Andi Irfan

Personal information
- Date of birth: 25 May 2001 (age 25)
- Place of birth: Polewali Mandar, Indonesia
- Height: 1.61 m (5 ft 3 in)
- Position: Winger

Team information
- Current team: PSIM Yogyakarta
- Number: 17

Youth career
- 2016–2017: Tiga Naga
- 2018: Bhayangkara

Senior career*
- Years: Team / Apps / (Gls)
- 2019–2022: Tiga Naga / 9 / (0)
- 2022–2023: Karo United / 2 / (1)
- 2023–2024: RANS Nusantara / 27 / (1)
- 2024–2025: Madura United / 27 / (5)
- 2025–: PSIM Yogyakarta / 14 / (1)

International career^{‡}
- 2020: Indonesia U20 / 3 / (0)

= Andi Irfan =

Indonesian footballer

Andi Irfan (born 25 May 2001) is an Indonesian professional footballer who plays as a winger for Super League club PSIM Yogyakarta.

==Club career==
Irfan signed for RANS Nusantara in Liga 1 ahead of the 2023–24 season. He made his debut on 3 July against Persikabo 1973 at the Maguwoharjo Stadium.

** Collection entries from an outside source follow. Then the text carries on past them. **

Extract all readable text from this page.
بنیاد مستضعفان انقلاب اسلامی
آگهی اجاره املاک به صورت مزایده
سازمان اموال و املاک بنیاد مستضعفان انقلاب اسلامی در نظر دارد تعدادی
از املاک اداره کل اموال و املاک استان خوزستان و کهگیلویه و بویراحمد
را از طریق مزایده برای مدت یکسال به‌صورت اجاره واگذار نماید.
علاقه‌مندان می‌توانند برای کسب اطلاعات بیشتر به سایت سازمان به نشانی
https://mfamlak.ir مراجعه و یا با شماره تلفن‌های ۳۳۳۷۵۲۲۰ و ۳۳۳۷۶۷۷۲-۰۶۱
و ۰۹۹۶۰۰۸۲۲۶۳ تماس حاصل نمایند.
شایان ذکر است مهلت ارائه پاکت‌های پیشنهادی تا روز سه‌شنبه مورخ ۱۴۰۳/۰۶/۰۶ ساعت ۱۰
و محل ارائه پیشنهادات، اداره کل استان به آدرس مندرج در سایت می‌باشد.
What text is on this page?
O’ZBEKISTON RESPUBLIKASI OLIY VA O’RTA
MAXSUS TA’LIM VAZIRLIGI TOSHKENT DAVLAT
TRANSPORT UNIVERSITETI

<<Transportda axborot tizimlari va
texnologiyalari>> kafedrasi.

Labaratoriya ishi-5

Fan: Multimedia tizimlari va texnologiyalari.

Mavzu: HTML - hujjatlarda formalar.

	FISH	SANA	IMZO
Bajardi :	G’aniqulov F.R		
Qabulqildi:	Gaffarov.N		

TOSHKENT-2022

On 28 June 2025, Irfan officially signed with Liga 1 club PSIM Yogyakarta.

==International career==
In August 2020, Irfan was included on Indonesia national under-19 football team 30-man list for Training Center in Croatia. Irfan earned his first U-19 international cap on 5 September 2020 in 3–0 loss against Bulgaria.